Treatment for addiction really doesn’t work. There are many reasons why treatment doesn’t work, the most basic one being that we are told from the get go that it won’t work. The first thing you do when you go into treatment is get badgered into believing that you have an incurable disease which compels you to drink. That’s the big goal, the first step – to admit that you are powerless. It’s part of the 12-steps, and thus a part of most treatment programs. If you don’t give in to this idea, you will be told that you have made no progress and you are doomed. There are plenty of statistics which prove treatment doesn’t work, if you’re interested, dig through Stanton Peele’s and Baldwin Research’s sites.
Getting back on track though, I have called the options of “treat em or jail em” a false dichotomy – why? Obviously, I see a third option, and I’ll label it – “teach em”. The similarity between treating and jailing is the use of force.
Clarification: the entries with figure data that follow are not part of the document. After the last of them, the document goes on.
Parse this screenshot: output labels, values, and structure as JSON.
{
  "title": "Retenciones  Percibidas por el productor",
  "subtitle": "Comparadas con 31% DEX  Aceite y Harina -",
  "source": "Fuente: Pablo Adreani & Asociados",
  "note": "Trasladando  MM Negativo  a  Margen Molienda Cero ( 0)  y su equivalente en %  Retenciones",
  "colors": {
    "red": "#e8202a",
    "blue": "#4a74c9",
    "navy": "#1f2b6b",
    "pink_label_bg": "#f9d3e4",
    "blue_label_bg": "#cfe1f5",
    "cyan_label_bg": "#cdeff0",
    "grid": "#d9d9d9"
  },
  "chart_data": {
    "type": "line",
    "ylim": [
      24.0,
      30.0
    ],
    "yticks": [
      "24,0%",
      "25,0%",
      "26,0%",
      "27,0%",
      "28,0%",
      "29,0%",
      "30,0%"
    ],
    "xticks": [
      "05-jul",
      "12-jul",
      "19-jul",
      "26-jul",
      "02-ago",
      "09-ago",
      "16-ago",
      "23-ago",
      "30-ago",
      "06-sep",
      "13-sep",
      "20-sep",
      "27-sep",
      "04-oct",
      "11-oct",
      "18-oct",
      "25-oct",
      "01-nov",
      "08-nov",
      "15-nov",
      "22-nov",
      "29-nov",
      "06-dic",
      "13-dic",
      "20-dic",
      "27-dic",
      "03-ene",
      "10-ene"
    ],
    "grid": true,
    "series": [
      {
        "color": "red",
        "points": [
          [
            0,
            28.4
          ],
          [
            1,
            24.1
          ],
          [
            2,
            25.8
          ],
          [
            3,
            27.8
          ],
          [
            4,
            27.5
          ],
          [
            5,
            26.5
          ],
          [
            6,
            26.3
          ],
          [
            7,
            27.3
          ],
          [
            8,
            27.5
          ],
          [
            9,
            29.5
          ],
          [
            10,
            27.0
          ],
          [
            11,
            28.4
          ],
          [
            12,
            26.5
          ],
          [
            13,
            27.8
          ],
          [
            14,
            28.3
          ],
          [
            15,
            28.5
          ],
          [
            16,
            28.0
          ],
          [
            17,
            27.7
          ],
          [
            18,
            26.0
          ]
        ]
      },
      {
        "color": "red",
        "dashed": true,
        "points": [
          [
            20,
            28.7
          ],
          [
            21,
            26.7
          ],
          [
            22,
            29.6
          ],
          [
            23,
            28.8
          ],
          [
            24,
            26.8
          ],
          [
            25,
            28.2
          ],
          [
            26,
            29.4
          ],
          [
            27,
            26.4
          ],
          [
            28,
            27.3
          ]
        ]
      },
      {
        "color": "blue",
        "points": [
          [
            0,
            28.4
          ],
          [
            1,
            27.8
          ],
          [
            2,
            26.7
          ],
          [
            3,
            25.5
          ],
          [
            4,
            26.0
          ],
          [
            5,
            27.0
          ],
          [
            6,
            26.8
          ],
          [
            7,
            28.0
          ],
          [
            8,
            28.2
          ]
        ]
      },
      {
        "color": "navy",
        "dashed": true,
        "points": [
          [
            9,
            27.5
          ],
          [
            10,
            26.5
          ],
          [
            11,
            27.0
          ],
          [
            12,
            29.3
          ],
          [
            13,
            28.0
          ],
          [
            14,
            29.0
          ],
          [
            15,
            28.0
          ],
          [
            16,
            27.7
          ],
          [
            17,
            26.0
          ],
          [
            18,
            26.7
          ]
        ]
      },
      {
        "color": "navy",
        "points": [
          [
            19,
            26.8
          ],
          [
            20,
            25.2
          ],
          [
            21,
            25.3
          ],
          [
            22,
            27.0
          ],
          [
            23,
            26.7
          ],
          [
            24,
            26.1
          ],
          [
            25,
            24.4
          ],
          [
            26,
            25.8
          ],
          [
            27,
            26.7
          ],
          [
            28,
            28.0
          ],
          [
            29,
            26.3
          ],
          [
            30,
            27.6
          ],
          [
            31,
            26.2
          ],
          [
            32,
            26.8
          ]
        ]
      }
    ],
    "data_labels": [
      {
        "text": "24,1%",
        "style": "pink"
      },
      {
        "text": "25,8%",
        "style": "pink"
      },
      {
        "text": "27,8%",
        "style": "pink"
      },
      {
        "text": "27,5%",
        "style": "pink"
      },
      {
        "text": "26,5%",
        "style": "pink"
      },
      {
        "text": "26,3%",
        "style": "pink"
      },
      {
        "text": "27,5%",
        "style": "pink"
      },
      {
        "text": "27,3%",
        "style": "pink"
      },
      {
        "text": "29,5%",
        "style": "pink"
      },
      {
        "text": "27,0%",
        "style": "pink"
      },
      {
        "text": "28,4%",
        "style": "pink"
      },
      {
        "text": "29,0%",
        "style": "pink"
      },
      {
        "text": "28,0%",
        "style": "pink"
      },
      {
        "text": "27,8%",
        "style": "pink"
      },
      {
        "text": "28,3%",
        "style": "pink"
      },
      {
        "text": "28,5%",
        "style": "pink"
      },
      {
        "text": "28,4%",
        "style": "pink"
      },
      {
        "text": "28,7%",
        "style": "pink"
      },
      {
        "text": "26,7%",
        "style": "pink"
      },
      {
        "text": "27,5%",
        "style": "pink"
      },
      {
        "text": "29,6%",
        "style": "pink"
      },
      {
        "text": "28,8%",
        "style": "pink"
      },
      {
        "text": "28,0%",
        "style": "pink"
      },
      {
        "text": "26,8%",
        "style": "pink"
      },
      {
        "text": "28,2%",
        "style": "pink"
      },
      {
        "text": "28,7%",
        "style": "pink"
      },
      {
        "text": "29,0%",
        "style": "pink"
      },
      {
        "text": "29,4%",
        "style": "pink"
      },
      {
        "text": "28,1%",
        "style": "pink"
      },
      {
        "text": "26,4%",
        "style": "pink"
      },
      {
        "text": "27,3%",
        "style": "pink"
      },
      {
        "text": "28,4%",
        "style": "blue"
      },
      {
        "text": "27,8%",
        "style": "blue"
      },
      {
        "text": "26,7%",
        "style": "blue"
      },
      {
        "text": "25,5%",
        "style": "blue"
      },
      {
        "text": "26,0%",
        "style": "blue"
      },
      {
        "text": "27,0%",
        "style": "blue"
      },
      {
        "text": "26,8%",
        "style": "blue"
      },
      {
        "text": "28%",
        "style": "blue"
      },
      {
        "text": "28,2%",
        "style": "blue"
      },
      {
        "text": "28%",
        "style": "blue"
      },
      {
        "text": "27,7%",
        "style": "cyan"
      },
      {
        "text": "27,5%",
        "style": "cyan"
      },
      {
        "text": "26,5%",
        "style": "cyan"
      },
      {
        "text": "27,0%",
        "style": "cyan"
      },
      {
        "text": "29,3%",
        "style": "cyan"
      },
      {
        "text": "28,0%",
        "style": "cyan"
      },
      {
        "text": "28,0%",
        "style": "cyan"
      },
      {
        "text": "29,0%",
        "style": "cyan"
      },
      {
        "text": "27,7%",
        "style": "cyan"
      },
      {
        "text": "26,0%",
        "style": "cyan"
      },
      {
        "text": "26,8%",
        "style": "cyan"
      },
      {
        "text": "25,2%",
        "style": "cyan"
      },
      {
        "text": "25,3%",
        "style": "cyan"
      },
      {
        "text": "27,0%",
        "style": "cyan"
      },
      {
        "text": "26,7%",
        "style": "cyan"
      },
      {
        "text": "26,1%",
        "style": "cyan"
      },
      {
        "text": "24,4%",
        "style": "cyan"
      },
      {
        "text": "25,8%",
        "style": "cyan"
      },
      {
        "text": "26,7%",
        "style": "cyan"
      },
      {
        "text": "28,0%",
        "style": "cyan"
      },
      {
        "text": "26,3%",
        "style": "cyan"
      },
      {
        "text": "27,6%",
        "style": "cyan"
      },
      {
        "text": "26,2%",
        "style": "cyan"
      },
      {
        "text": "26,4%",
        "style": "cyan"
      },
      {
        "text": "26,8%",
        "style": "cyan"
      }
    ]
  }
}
We think we can force the substance abuser to stop, and that’s just not the way. There is one piece of common knowledge about quitting substance abuse which I truly believe – you have to want it. If you have the desire to put an end to your substance abusing lifestyle and move on to something better, then you will succeed. So, by “teach em”, I mean that we should simply show the substance abuser that he can have something better. Show him that he is choosing cheap thrills over a deeply fulfilling happiness. Teach him how to hone in on his values and choose goals that truly excite him, then support his efforts to follow his dreams.
If the substance abuser never finds something more satisfying than drugs, then he will always inevitably return to drugs. Bottom line. If we forcibly send him to rehab or jail, then he quits temporarily so that he may regain control of his life (and I mean take control back from the authorities who have pushed him into treatment or jail), once he regains control and is released from jail, probation, or treatment – he does what he wants to do: drugs. It’s not a disease he’s dealing with, it’s a poor pattern of choices he’s dealing with. And guess what, it’s ok to make some bad choices, you take your knocks and jump back up on the horse again. But it’s not ok to approach someone who’s made bad choices and use the power of the medical establishment, law enforcement, media, and other authority figures to convince him that he didn’t make bad choices, that he was powerless to do any different. That is not ok, in fact, it’s downright cruel.
I’m passionate about this because I often encounter people who, upon learning that I believe addiction is a choice rather than a disease, immediately characterize me as cruel. They say “oh, so you think we should just send them to jail”. I don’t think that, for two reasons, 1 it doesn’t fit with my libertarian political beliefs, and 2 I don’t think it ‘ll do one ounce of good. But treatment isn’t the only other option, nor is it better, because your chances at ending your problem will go down after you’ve attended treatment and been brainwashed into believing you have a disease which is up to doctors to fix.
Choose the third option – teach em. But do not teach em the standard lies, that as soon as you use a drug you’ll become an addict, and all the other nonsense which completely undermines the educational programs out there. And don’t teach em it’s a disease. Teach em it’s a poor choice , especially in the face of so many better choices.